Let’s be clear; You may look at the title of this post and write me off as another mad “Lil’ Wayne hater”, but to be real with you, I’m not mad. And if anything I’m a “Lil’ Wayne realist”. Let’s look at the facts: Lil’ Wayne is a talented rapper. He’s been officially in the Rap game for almost 10 years and he’s only 26. Weezy has worked hard and most of the success he’s received is well deserved. But to say he’s justifies the title of “The Best Rapper Alive”…not so fast. This topic has been discussed a million times in barbershops, message boards, and street corners and to be real with you I heard good arguments from both sides; some intelligent and some not so much. But, it’s simpler than that. Here’s the 10 “Simple” Reasons That Lil’ Wayne Is Not The Greatest Rapper Alive.
1. He’s an Industry Whore
50 Cent said this about Lil’ Wayne probably more out of jealously than anything else; but he might have been on to something. Can you seriously name all the features Weezy was on in the last 2 years? Exactly.
2. He’s a Poser
If you’re a rapper, what’s wrong with being a rapper? Why do you have to carry around a guitar that you can hardly play a few cords on? At least learn how to play the motherfucker.
3. That Verse he did for Mario’s “Crying Out For Me (remix)”

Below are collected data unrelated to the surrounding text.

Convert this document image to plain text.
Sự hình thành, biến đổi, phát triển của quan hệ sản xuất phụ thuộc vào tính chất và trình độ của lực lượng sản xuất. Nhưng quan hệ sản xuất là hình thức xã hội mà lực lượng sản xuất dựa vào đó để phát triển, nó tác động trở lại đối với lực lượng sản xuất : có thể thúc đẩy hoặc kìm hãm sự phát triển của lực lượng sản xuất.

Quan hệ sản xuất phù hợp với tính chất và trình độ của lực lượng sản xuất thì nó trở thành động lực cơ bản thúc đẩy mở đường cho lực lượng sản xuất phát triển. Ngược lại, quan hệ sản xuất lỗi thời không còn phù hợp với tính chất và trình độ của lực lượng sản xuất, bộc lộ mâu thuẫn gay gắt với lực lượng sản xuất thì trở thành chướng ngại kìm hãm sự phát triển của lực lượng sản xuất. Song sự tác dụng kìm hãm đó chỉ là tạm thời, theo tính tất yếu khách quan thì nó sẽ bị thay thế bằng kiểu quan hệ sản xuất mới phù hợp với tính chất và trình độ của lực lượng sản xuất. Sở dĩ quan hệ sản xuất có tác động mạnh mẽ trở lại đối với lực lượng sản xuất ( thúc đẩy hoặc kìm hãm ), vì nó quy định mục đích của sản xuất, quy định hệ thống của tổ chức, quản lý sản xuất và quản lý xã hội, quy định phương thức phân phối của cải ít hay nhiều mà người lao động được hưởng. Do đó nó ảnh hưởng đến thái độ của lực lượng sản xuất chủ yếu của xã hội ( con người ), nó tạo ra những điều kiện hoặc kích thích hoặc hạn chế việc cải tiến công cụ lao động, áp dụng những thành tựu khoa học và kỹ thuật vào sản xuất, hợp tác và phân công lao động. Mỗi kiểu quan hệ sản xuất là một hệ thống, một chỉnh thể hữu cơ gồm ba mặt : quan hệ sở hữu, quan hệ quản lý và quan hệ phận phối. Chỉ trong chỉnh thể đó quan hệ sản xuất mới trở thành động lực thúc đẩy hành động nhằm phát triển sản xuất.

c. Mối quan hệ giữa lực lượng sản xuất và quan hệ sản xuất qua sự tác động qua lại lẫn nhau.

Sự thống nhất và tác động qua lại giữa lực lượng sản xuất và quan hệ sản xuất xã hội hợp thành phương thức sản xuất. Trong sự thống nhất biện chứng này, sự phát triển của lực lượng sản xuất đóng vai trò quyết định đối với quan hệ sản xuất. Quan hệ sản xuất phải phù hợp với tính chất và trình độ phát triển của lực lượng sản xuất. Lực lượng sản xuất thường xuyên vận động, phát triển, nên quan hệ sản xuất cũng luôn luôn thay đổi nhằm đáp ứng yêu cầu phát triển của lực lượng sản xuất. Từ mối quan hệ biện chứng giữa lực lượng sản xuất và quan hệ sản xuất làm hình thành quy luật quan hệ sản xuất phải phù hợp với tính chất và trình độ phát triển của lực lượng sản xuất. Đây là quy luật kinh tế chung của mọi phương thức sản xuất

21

Example: “She said uhh, I said what? She said but I said but? Why you stuck? She said fuck. I said who?”. I still hope Mario didn’t pay for that.
4. The Whole, uh, Homosexual Thing
Do you really think if Biggie was kissing Diddy he would have been called the greatest? What about Rakim kissing Eric B.? Big Pun kissing Fat Joe? Ewww. If you’re gay, it’s cool. But don’t deny it and make verses like “Damn right, I kiss my daddy…” or take picture like this & this. That’s just as much your fault as his though.
5. Andre 3000 is NOT DEAD
He’s barely raps and is still better than Weezy (And he plays the guitar better).
6. Too Many Drugs
Yeah, it may have worked for Kurt Cobain and Jimmy Hendrix but I sometimes think Lil’ Wayne goes too far. How many times have you heard a wack, half composed Weezy verse or even seen his new piercings/tattoos and said; “Damn, that nigga is getting too high”? Exactly.
7. Too Much Auto-Tune
I’m starting to think Lil’ Wayne has got a vocoder surgically placed in his throat. It’s over with already; let’s move on.
8. Jay-Z is NOT DEAD
Lil’ Wayne said it, I didn’t.
9. That Verse he did for T-Pain’s “Can’t Believe It”
Example: “Now I can put yo ass oooouuuttttt, Oooo keep runnin’ ur moooouuuuuth, and if your brothers come trippin’ Imma show em wat these tear drops abooooooouuutt”. Really? That fucked up the song for me.
10. Ignorant Audience
Okay, this one may not be all Weezy’s fault. I don’t have any problem with recycled rhymes. But when most of you fanbase goes around quoting it like a Lil’ Wayne original it gets sad. If another youngster comes up to me saying something like, “Wayne killed Jay-Z on that last verse on ‘Mr. Carter’!” I think I might lose it.